Kasus pembunuhan terhadap tiga anak di Kota Bandung oleh ibu kandungnya beberapa waktu lalu dan kasus di Malang tersebut, semakin menyadarkan kita untuk segera mencari bentuk perlindungan anak yang benar-benar efektif. Duka nestapa anak tidak hanya dialami mereka yang berkeliaran di jalanan, ternyata juga dialami mereka yang bernaung di rumah sendiri dengan orangtua berpendidikan cukup.
Betapa sarat penderitaan anak-anak yang orangtuanya menderita sakit jiwa.
Sementara, pranata sosial dan lembaga yang ada belum mampu mengentaskan derita anak tersebut karena berbagai faktor.
Risiko anak yang tinggal satu atap dengan orangtua yang menderita sakit jiwa begitu tinggi dan sangat membahayakan kehidupannya. Mulai dari pertumbuhan jiwa dan raga yang abnormal, hingga harus meregang maut dibunuh orangtuanya.
Menderita Psikosa
Ada beberapa penyebab penyakit jiwa psikosa ini, antara lain terlalu banyak masalah atau karena faktor keturunan.

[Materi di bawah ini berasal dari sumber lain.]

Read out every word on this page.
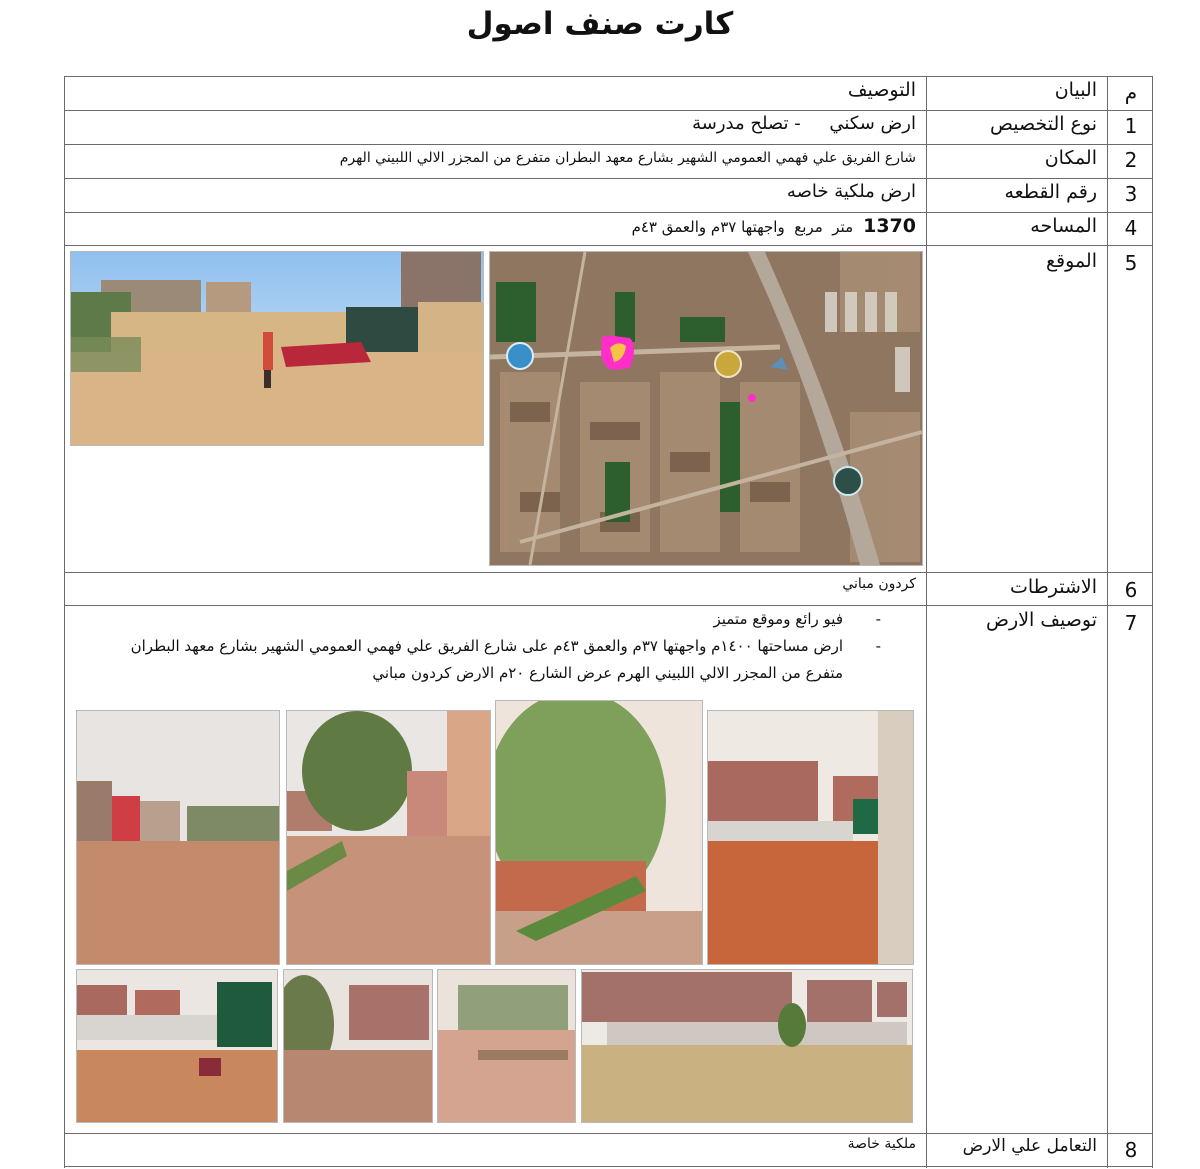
كارت صنف اصول
م
البيان
التوصيف
1
نوع التخصيص
ارض سكني     - تصلح مدرسة
2
المكان
شارع الفريق علي فهمي العمومي الشهير بشارع معهد البطران متفرع من المجزر الالي اللبيني الهرم
3
رقم القطعه
ارض ملكية خاصه
4
المساحه
1370
متر  مربع  واجهتها ٣٧م والعمق ٤٣م
5
الموقع
6
الاشترطات
كردون مباني
7
توصيف الارض
-
فيو رائع وموقع متميز
-
ارض مساحتها ١٤٠٠م واجهتها ٣٧م والعمق ٤٣م على شارع الفريق علي فهمي العمومي الشهير بشارع معهد البطران
متفرع من المجزر الالي اللبيني الهرم عرض الشارع ٢٠م الارض كردون مباني
8
التعامل علي الارض
ملكية خاصة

Penyakit ini bisa menular pada orang lain yang intens berinteraksi dengan penderita.
Dr G Pandu Setiawan SpKJ, mantan Direktur RSJ Rejimanwedyodiningrat, Kecamatan Lawang-Malang, mengungkapkan bahwa pada intinya psikosa merupakan gangguan kejiwaan yang terkait dengan berkurangnya kemampuan penderita dalam menilai realitas.
Akibatnya pasien kerap mengalami halusinasi-halusinasi tertentu yang tidak dirasakan orang secara normal
faktor pencetus yang paling sering muncul adalah adanya masalah berat yang dialami penderita. Masalah berat itu tidak bisa diatasi dan mengendap dalam waktu lama. Sedangkan faktor keturunan kemungkinannya hanya enam persen.